I have a DocumentDB instance with about 4,000 documents. I just configured Azure Search to search and index it. This worked fine at first. Yesterday I updated the documents and indexed fields along with one UDF to index a complex field. Now the indexer is reporting that DocumentDB is reporting RequestRateTooLargeException. The docs on that error suggest throttling calls but it seems like Search would need to do that. Is there a workaround?

1

1 Answers

1
votes

Azure Search code uses DocumentDb client SDK, which retries internally with the appropriate timeout when it encounters RequestRateTooLarge error. However, this only works if there're no other clients using the same DocumentDb collection concurrently. Check if you have other concurrent users of the collection; if so, consider adding capacity to the collection.

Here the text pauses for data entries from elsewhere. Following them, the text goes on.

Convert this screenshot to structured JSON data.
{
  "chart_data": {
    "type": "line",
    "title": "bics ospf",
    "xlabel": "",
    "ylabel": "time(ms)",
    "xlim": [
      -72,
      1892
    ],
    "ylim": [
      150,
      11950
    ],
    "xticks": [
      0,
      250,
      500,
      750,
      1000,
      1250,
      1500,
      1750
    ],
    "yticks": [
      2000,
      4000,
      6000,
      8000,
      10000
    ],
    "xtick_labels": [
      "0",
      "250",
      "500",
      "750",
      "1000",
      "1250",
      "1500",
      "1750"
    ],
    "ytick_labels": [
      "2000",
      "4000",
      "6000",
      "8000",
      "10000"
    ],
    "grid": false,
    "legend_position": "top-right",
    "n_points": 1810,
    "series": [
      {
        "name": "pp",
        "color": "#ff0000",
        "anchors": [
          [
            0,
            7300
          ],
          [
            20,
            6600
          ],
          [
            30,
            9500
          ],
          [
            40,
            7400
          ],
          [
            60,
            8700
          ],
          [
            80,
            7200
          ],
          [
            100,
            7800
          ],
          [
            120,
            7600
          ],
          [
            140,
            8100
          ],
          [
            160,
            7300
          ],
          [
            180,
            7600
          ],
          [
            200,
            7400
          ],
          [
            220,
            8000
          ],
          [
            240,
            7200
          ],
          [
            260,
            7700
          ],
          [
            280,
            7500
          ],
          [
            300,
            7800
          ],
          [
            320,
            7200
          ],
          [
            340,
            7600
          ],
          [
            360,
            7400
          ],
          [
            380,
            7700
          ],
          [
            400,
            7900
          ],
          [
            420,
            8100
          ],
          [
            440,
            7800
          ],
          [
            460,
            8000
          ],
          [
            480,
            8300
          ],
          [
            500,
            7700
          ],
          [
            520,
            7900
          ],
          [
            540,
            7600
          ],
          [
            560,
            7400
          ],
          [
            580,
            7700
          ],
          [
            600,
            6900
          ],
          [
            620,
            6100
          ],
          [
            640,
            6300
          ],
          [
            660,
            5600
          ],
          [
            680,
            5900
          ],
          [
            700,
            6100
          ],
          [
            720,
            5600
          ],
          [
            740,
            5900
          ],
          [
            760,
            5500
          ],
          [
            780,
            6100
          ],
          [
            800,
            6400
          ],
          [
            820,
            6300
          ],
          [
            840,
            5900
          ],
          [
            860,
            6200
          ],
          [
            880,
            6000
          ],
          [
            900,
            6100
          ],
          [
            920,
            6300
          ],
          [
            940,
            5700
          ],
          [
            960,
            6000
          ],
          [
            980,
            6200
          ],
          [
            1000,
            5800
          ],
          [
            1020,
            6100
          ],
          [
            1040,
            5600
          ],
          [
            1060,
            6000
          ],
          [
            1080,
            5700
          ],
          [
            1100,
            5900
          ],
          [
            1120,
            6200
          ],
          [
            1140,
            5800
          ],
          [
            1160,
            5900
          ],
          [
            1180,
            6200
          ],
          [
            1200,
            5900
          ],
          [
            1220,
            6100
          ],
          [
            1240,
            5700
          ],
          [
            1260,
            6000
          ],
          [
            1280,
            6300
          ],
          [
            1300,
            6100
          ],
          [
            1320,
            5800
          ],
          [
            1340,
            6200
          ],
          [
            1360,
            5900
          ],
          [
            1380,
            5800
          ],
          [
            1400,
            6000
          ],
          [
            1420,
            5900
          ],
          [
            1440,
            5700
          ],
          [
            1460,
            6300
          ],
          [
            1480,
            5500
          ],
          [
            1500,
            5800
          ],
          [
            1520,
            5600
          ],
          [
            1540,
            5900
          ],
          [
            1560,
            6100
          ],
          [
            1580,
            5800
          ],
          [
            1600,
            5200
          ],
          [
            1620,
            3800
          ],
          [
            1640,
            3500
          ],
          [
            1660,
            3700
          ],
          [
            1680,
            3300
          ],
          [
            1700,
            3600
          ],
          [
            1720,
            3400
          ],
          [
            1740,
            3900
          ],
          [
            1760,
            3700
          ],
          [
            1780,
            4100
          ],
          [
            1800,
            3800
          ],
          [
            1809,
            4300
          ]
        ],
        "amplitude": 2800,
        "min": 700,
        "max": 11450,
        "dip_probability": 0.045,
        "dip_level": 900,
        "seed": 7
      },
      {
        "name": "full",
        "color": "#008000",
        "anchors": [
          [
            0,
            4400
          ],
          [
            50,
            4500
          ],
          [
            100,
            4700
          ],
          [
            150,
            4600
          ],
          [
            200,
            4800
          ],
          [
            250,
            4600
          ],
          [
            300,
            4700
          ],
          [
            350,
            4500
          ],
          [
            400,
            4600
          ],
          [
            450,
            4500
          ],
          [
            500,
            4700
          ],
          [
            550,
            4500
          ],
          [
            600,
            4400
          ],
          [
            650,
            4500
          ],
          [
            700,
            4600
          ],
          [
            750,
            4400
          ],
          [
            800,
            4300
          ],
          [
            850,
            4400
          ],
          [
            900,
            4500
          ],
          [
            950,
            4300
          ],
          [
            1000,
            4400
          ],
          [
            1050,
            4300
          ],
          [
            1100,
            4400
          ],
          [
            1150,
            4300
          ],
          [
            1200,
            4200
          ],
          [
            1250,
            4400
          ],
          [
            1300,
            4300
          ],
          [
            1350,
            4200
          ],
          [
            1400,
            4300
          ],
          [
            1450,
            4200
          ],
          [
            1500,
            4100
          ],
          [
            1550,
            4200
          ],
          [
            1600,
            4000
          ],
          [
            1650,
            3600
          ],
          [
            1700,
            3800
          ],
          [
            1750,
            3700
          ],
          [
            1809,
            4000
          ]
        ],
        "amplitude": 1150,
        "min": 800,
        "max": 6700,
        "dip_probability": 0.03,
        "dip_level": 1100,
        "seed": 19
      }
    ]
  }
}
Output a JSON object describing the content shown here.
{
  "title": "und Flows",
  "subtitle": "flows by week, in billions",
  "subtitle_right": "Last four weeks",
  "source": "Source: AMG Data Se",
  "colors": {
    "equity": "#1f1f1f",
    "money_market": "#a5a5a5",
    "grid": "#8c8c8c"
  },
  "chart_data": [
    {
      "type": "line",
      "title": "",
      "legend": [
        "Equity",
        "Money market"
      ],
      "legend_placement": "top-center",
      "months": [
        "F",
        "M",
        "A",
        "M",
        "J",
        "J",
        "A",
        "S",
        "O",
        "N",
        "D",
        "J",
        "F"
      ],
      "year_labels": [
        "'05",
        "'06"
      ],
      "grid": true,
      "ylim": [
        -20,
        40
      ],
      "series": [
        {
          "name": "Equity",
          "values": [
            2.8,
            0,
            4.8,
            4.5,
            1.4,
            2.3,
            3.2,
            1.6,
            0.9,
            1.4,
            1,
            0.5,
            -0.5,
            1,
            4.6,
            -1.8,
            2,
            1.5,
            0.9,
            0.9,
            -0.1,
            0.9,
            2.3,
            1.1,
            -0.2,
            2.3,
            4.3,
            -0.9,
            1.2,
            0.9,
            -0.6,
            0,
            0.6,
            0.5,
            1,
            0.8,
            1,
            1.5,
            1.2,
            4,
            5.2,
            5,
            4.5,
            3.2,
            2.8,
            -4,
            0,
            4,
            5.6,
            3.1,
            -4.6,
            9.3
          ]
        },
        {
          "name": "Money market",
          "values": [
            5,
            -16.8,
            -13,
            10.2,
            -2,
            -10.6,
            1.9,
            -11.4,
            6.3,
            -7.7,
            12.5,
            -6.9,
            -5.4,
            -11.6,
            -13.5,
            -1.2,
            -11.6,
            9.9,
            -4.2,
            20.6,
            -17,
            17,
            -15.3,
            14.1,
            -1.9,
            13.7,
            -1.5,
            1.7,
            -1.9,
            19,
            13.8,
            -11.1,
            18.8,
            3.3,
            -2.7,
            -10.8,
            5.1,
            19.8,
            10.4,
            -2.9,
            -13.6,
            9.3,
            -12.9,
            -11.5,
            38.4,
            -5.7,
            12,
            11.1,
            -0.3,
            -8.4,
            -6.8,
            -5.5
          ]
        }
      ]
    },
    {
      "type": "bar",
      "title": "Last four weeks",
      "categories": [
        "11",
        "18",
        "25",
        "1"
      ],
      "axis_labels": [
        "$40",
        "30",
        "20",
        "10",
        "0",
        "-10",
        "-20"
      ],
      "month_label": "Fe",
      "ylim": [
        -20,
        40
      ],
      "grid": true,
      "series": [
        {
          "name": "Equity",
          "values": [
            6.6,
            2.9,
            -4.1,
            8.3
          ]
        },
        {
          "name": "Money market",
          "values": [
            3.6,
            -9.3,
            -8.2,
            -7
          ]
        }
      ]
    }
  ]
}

This could also happen because, due to some other issue with the data, DocumentDb indexer isn't able to make forward progress - then it will retry on the same data and may potentially encounter the same data problem again, akin a poison message. If you observe that a specific document (or a small number of documents) cause indexing problem, you can choose to ignore them. I'm pasting an excerpt from the documentation we're about to publish:

Tolerating occasional indexing failures

By default, an Azure Search indexer stops indexing as soon as even as single document fails to be indexed. Depending on your scenario, you can choose to tolerate some failures (for example, if you repeatedly re-index your entire datasource). Azure Search provides two indexer parameters to fine- tune this behavior:

  • maxFailedItems: The number of items that can fail indexing before an indexer execution is considered as failure. Default is 0.
  • maxFailedItemsPerBatch: The number of items that can fail indexing in a single batch before an indexer execution is considered as failure. Default is 0.

You can change these values at any time by specifying one or both of these parameters when creating or updating your indexer:

PUT https://service.search.windows.net/indexers/myindexer?api-version=[api-version]
Content-Type: application/json
api-key: [admin key]
    {
        "dataSourceName" : "mydatasource",
        "targetIndexName" : "myindex",
        "parameters" : { "maxFailedItems" : 10, "maxFailedItemsPerBatch" : 5 }
    }

Even if you choose to tolerate some failures, information about which documents failed is returned by the Get Indexer Status API.